The United States Postal Service (USPS; also acknowledged as the U.S. Mail, Post Office, or Postal Service) is a sovereign society of the United States federal government in charge for providing postal service in the United States. It is one of the few government agencies clearly authorized by the United States Constitution. As of 2015, the USPS has 617,254 active workers and operated 211,264 vehicles in 2014. The USPS is the operator of the major national vehicle task force in the world. USPS is headquartered at Washington, D.C. USPS provides employment opportunities like Mail Handler Assistant, Automotive Mechanic, Tractor Trailer Operator, City Carrier, Custodian, Industrial Engineer, Rural Carrier, Automotive Technician, and Corporate.

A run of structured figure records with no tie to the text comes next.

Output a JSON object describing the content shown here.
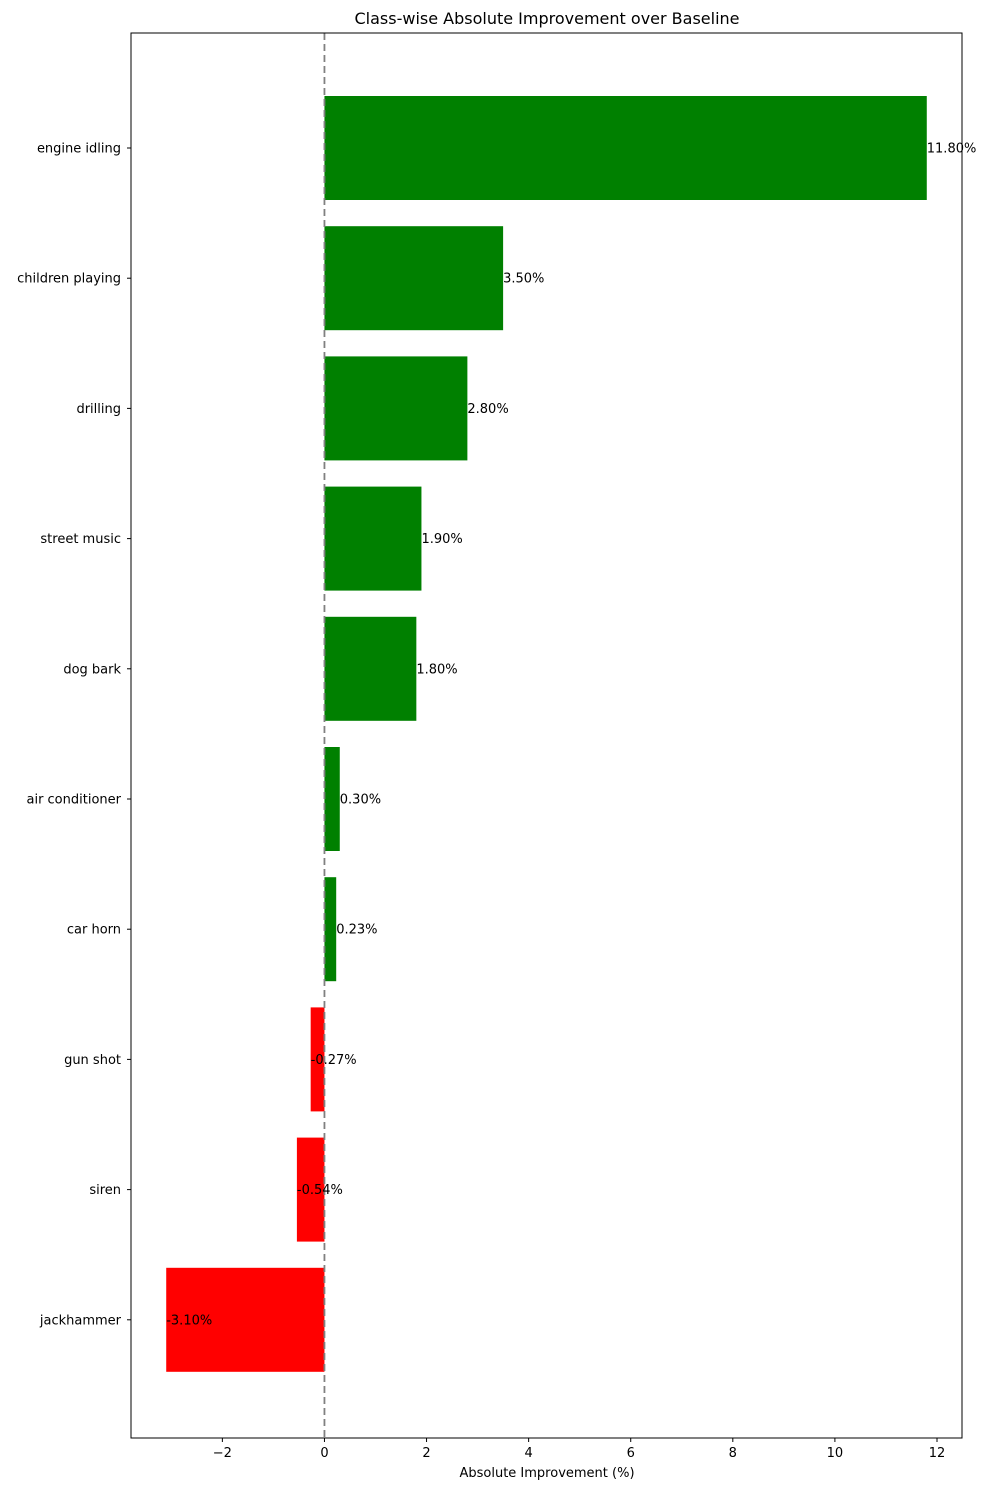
{
  "chart_data": {
    "type": "bar",
    "orientation": "horizontal",
    "title": "Class-wise Absolute Improvement over Baseline",
    "xlabel": "Absolute Improvement (%)",
    "ylabel": "",
    "categories": [
      "engine idling",
      "children playing",
      "drilling",
      "street music",
      "dog bark",
      "air conditioner",
      "car horn",
      "gun shot",
      "siren",
      "jackhammer"
    ],
    "values": [
      11.8,
      3.5,
      2.8,
      1.9,
      1.8,
      0.3,
      0.23,
      -0.27,
      -0.54,
      -3.1
    ],
    "value_labels": [
      "11.80%",
      "3.50%",
      "2.80%",
      "1.90%",
      "1.80%",
      "0.30%",
      "0.23%",
      "-0.27%",
      "-0.54%",
      "-3.10%"
    ],
    "xlim": [
      -3.79,
      12.49
    ],
    "xticks": [
      -2,
      0,
      2,
      4,
      6,
      8,
      10,
      12
    ],
    "xtick_labels": [
      "−2",
      "0",
      "2",
      "4",
      "6",
      "8",
      "10",
      "12"
    ],
    "reference_line": {
      "x": 0,
      "style": "dashed",
      "color": "#808080"
    },
    "colors": {
      "positive": "#008000",
      "negative": "#ff0000"
    },
    "grid": false,
    "legend": "none"
  }
}
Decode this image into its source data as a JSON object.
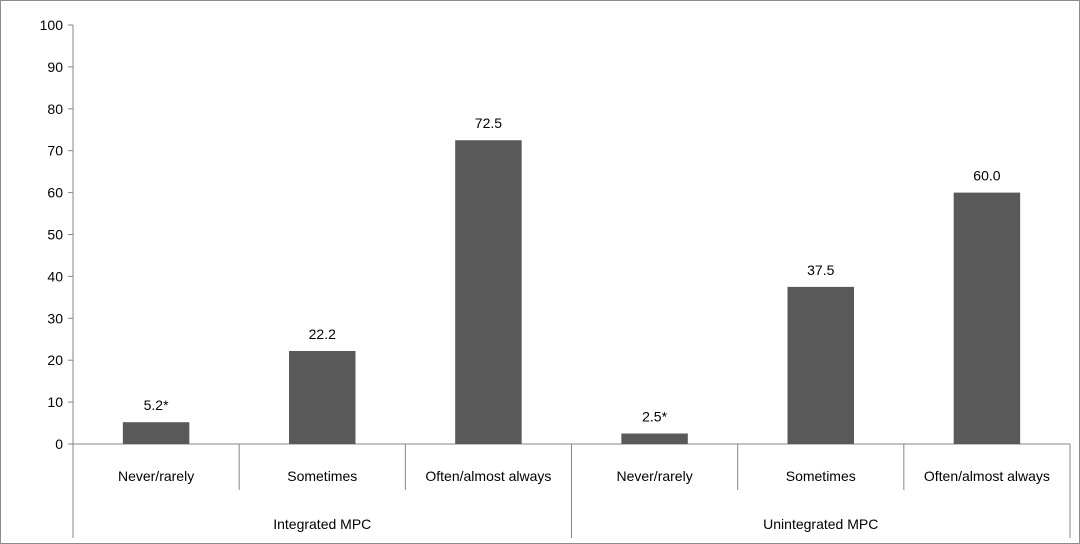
{
  "chart_data": {
    "type": "bar",
    "ylim": [
      0,
      100
    ],
    "yticks": [
      0,
      10,
      20,
      30,
      40,
      50,
      60,
      70,
      80,
      90,
      100
    ],
    "grid": false,
    "bar_color": "#595959",
    "groups": [
      {
        "name": "Integrated MPC",
        "categories": [
          "Never/rarely",
          "Sometimes",
          "Often/almost always"
        ],
        "values": [
          5.2,
          22.2,
          72.5
        ],
        "labels": [
          "5.2*",
          "22.2",
          "72.5"
        ]
      },
      {
        "name": "Unintegrated MPC",
        "categories": [
          "Never/rarely",
          "Sometimes",
          "Often/almost always"
        ],
        "values": [
          2.5,
          37.5,
          60.0
        ],
        "labels": [
          "2.5*",
          "37.5",
          "60.0"
        ]
      }
    ]
  }
}
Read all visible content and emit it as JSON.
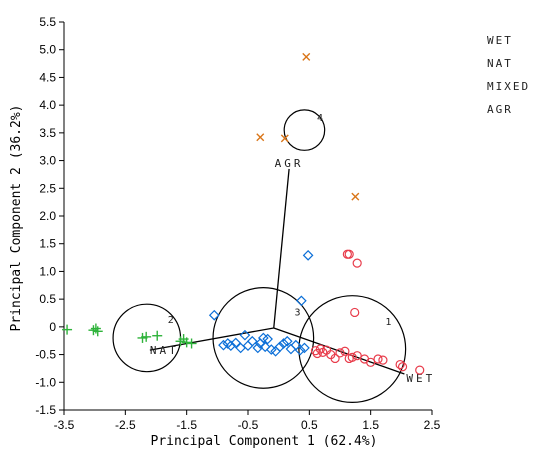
{
  "chart_data": {
    "type": "scatter",
    "xlabel": "Principal Component 1 (62.4%)",
    "ylabel": "Principal Component 2 (36.2%)",
    "xlim": [
      -3.5,
      2.5
    ],
    "ylim": [
      -1.5,
      5.5
    ],
    "xticks": [
      "-3.5",
      "-2.5",
      "-1.5",
      "-0.5",
      "0.5",
      "1.5",
      "2.5"
    ],
    "yticks": [
      "-1.5",
      "-1.0",
      "-0.5",
      "0",
      "0.5",
      "1.0",
      "1.5",
      "2.0",
      "2.5",
      "3.0",
      "3.5",
      "4.0",
      "4.5",
      "5.0",
      "5.5"
    ],
    "grid": false,
    "legend_position": "right",
    "legend": [
      "WET",
      "NAT",
      "MIXED",
      "AGR"
    ],
    "colors": {
      "WET": "#e83c4b",
      "NAT": "#0b6fd8",
      "MIXED": "#2fb33b",
      "AGR": "#d97518"
    },
    "series": [
      {
        "name": "WET",
        "marker": "circle",
        "points": [
          [
            1.12,
            1.31
          ],
          [
            1.15,
            1.31
          ],
          [
            1.28,
            1.15
          ],
          [
            1.24,
            0.26
          ],
          [
            0.6,
            -0.43
          ],
          [
            0.63,
            -0.48
          ],
          [
            0.68,
            -0.4
          ],
          [
            0.72,
            -0.46
          ],
          [
            0.78,
            -0.42
          ],
          [
            0.85,
            -0.5
          ],
          [
            0.92,
            -0.57
          ],
          [
            1.0,
            -0.47
          ],
          [
            1.08,
            -0.44
          ],
          [
            1.15,
            -0.57
          ],
          [
            1.2,
            -0.55
          ],
          [
            1.28,
            -0.52
          ],
          [
            1.4,
            -0.58
          ],
          [
            1.5,
            -0.64
          ],
          [
            1.62,
            -0.58
          ],
          [
            1.7,
            -0.6
          ],
          [
            1.98,
            -0.68
          ],
          [
            2.02,
            -0.72
          ],
          [
            2.3,
            -0.78
          ]
        ]
      },
      {
        "name": "NAT",
        "marker": "diamond",
        "points": [
          [
            0.48,
            1.29
          ],
          [
            0.37,
            0.47
          ],
          [
            -1.05,
            0.21
          ],
          [
            -0.9,
            -0.33
          ],
          [
            -0.83,
            -0.3
          ],
          [
            -0.78,
            -0.34
          ],
          [
            -0.7,
            -0.29
          ],
          [
            -0.62,
            -0.38
          ],
          [
            -0.55,
            -0.15
          ],
          [
            -0.5,
            -0.34
          ],
          [
            -0.43,
            -0.26
          ],
          [
            -0.3,
            -0.3
          ],
          [
            -0.25,
            -0.2
          ],
          [
            -0.22,
            -0.36
          ],
          [
            -0.18,
            -0.22
          ],
          [
            -0.12,
            -0.41
          ],
          [
            -0.05,
            -0.44
          ],
          [
            0.02,
            -0.36
          ],
          [
            0.08,
            -0.3
          ],
          [
            0.14,
            -0.26
          ],
          [
            0.2,
            -0.4
          ],
          [
            0.28,
            -0.33
          ],
          [
            0.35,
            -0.42
          ],
          [
            0.42,
            -0.38
          ],
          [
            -0.34,
            -0.38
          ]
        ]
      },
      {
        "name": "MIXED",
        "marker": "plus",
        "points": [
          [
            -3.45,
            -0.05
          ],
          [
            -3.02,
            -0.06
          ],
          [
            -2.98,
            -0.03
          ],
          [
            -2.95,
            -0.08
          ],
          [
            -2.22,
            -0.2
          ],
          [
            -2.16,
            -0.18
          ],
          [
            -1.98,
            -0.16
          ],
          [
            -1.6,
            -0.26
          ],
          [
            -1.55,
            -0.22
          ],
          [
            -1.5,
            -0.28
          ],
          [
            -1.42,
            -0.3
          ]
        ]
      },
      {
        "name": "AGR",
        "marker": "x",
        "points": [
          [
            0.45,
            4.87
          ],
          [
            -0.3,
            3.42
          ],
          [
            0.1,
            3.4
          ],
          [
            1.25,
            2.35
          ]
        ]
      }
    ],
    "group_circles": [
      {
        "label": "1",
        "center": [
          1.2,
          -0.4
        ],
        "radius_x": 0.87
      },
      {
        "label": "2",
        "center": [
          -2.15,
          -0.2
        ],
        "radius_x": 0.55
      },
      {
        "label": "3",
        "center": [
          -0.25,
          -0.2
        ],
        "radius_x": 0.82
      },
      {
        "label": "4",
        "center": [
          0.42,
          3.55
        ],
        "radius_x": 0.33
      }
    ],
    "variable_vectors": [
      {
        "label": "WET",
        "end": [
          2.05,
          -0.85
        ]
      },
      {
        "label": "NAT",
        "end": [
          -2.1,
          -0.42
        ]
      },
      {
        "label": "AGR",
        "end": [
          0.17,
          2.85
        ]
      }
    ],
    "vector_origin": [
      -0.08,
      -0.02
    ]
  }
}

In the United States, the standard United States Postal Service pays ranges from about $30,000 each year for Warehouse Worker to $93,614 every year for Program Manager. Regular United States Postal Service hourly income ranges from around $10.41 each hour for Loader/Unloader to $27.94 every hour for Customer Service Analyst. USPS has employee benefit programs that include Compensation, Health Insurance, and Flexible spending accounts, Thrift savings plan, Social security and Medicare, Life Insurance, Career development and much more.
Applicants can enroll at USPS by applying online or in-person. After an initial online assessment that covers basic questions, applicants need to appear for a proctored assessment. To steer clear of misinterpreted data background check is essential for every employer. If the applicant is selected in all the interview process, the applicants will be directed to fill out a background check and take part in a drug test. If all goes well, USPS will call back the applicants to attend their training program.
USPS hires felons based on the severity of the previous criminal records of the applicant and the position applied.